Son olarak Aslı Göksel ve Celia Kerslake “şayet”in “eğer”e kıyasla “tentative” (düşük ihtimal) değerinin yüksek olduğunu belirtiyor: “Hani olur da düşünürseniz” gibi. Verdikleri örnek şöyle:
Şayet karşı tarafı düşünebiliyorsanız (If by any chance you can contemplate [living on] the other side), Bostancı’da güzel bir ev gördüm geçen gün.
Bu “düşük ihtimal” değerini Türkçede, özellikle konuşurken, “olur da” kalıbıyla (ayrıca “tut ki, velev ki” gibi bağlaçlarla) ifade ediyoruz:
Although I highly doubt it, if he betrays us, then we might have to murder him.
Sanmam ama, eğer/şayet bize ihanet ederse, onu öldürmek zorunda kalabiliriz.
Sanmam ama, olur da bize ihanet ederse, onu öldürmemiz gerekebilir.
III. If’i “göre” ya da “madem (ki)” olarak çevirmek
If sözcüğü ayrıca “if… then” kalıbında da sık sık karşımıza çıkabiliyor. Bu kalıbın da farklı kullanım biçimlerine göre farklı farklı çevrilmesi gerekebiliyor. Örneğin, şu akıl yürütme durumunda:
If Laura has a husband, then she must be married.

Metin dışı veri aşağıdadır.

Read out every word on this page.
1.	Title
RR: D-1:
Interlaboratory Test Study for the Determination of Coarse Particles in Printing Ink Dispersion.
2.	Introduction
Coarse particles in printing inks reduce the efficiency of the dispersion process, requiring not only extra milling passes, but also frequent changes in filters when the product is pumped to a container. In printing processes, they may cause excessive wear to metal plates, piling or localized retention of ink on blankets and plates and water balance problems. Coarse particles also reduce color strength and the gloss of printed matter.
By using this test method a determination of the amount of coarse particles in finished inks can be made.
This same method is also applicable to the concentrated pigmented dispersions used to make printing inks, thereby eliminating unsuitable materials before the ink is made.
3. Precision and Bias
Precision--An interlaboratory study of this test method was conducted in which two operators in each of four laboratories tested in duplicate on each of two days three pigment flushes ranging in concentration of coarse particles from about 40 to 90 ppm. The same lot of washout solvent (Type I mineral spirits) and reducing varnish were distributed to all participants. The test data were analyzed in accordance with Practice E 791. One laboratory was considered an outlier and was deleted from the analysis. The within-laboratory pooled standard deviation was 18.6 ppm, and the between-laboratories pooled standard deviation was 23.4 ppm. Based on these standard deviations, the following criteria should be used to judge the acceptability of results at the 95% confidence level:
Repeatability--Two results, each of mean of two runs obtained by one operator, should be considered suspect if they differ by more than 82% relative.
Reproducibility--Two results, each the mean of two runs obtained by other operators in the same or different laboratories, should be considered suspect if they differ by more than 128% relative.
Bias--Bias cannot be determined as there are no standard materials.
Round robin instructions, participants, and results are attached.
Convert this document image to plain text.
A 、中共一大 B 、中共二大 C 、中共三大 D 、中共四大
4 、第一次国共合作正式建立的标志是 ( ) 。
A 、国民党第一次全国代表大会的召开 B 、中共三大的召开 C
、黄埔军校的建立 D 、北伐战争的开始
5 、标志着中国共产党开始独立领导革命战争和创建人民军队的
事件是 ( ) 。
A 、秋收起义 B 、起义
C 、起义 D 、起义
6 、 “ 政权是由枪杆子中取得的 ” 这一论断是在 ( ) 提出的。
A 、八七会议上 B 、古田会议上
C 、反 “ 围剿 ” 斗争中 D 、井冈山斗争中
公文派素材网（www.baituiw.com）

Laura’nın kocası varsa, Laura evli olmalıdır.
Kocası olduğuna göre Laura evli demektir.
Bu örnekte aslında dilbilimcilerin koşul cümleleriyle ilgili yaptığı ayrıma göre, bağlam doğrultusunda iki çeviri de doğru olabilir. İngilizce cümle şayet konuşanın Laura hakkında kesin bilgi sahibi olmadığı bir durumda (predictable condition) telaffuz edilmişse, birinci çevirimiz doğru ve hatta zorunludur. Buna karşılık konuşan, Laura’nın evli olduğunu biliyorsa (diyelim, diyalog esnasında biraz önce öğrenmişse), bu durumda (knowable condition) ikinci çeviri doğru ve hatta zorunludur.
Türkçeden örnekler vererek bilinebilir koşul cümlelerinin çevirisinde ikinci seçeneğin (göre’li, madem’li çeviri) daha iyi olduğunu sezdirebiliriz:
Fasulye yarım saat piştiyse olmuştur artık.
Fasulye yarım saat/saattir piştiğine göre olmuştur artık.
Yahut:
Parası yokmuşsa neden ev almaya kalkmış?
Madem parası yokmuş neden ev almaya kalkmış?
Doğrusu, bilinebilir koşul cümlelerinin çevirisinde “eğer” ve “ise”den kaçınmak Türkçenin söyleyişine daha uygun sonuçlar veriyor. Sözgelimi şu cümlede olduğu gibi argüman geliştirirken:
If human rights gets in the way of security policies, then our country should jettison these laws.
Eğer insan hakları güvenlik politikalarına engel teşkil ediyorsa, ülkemizin bu kanunlardan kurtulması gerekir.
Madem ki insan hakları güvenlik politikalarına engel teşkil ediyor, o halde ülkemiz bu kanunlardan kurtulmalıdır.